Уместность и правда. Сын филологов, запойный читатель в детстве и юности (а что еще было делать, говорил, в сталинской коммуналке?), он ощущал художественный уровень "золотого века" как норму и одновременно эталон. Чувство уместности и правды, вплоть до бытовых мелочей и психологического обоснования даже незначительных сюжетных ходов, было развито в нем чрезвычайно. Лурье проверял произведение, возвращая его в плотность исторической и бытовой повседневности. Недаром в "Иронии и судьбе" уделяет столько времени изучению Придворного Календаря 1772 года, показывая, почему Петруша был отправлен именно в Оренбург и почему отправился в дорогу не ранее 2 декабря: иначе не мог бы встретиться в Оренбургской степи с Пугачевым, который объявился там лишь в конце 1772 года. Так же подробно выясняет денежные обстоятельства Макара Девушкина. Сверяет бытовую подлинность событий в "Медном всаднике" с документами и воспоминаниями и не без удовольствия указывает Пушкину на ошибку. Всё по-честному: ведь предупреждает автор в предисловии, что "происшествие, описанное в сей повести, основано на истине", а подробности "заимствованы из тогдашних журналов". Надо проверить. "Тут единственная в МВ недостоверность, по-современному сказать – лажа. Разумею встречу с беззаботным перевозчиком. Неоткуда было ему взяться, – нелепо было и звать, – и лодок целых не осталось. И чрезмерная все-таки беззаботность (если только это не был Харон): такие волны, такой ветер, и хоть глаз выколи, ни единого ориентира. Как бы ни был нужен гривенник". В эссе "Гоголь, Башмачкин и другие" Лурье внимательно читает "Полный месяцеслов", чтобы изобличить шутку Гоголя, заставившего родителей назвать своего сына Акакий. Всё это не из педантизма, понятно, а из желания понять игру автора, его замысел и проблему героев в ее реальности, что часто приводило к опрокидыванию распространенных трактовок.

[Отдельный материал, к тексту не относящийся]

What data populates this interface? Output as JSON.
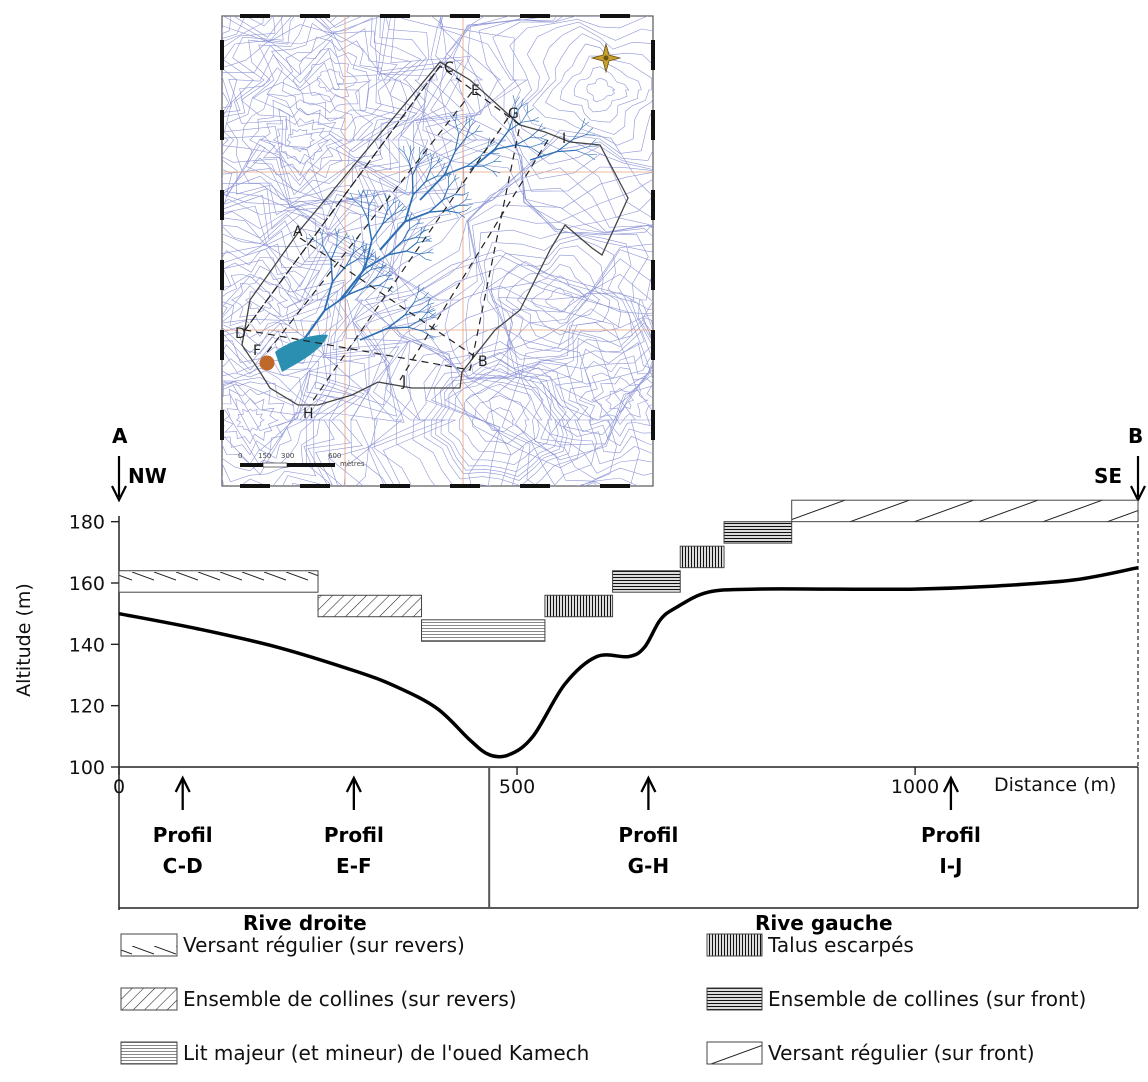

Редакторские катакомбы. При этом С.Л. был не только уникальным читателем, но и внимательным, терпеливым и благодарным редактором. Больше четверти века проработал в не лучшем из советских журналов. Не только пробивал, порой удачно, рукописи сквозь заслон редакции и цензуры, но и радовался малейшему проблеску таланта. Однако и ад этих лет не поддается воображению. Читатель от Бога, болезненно реагирующий на неверное слово и фальшивую интонацию, десятилетиями, изо дня в день ежедневно шел на пытку, погружаясь в пыльные тексты с вредоносным запахом, сквозь которые ухмылялся автор, пребывающий в сложной, эмбриональной позе неузнанного гения.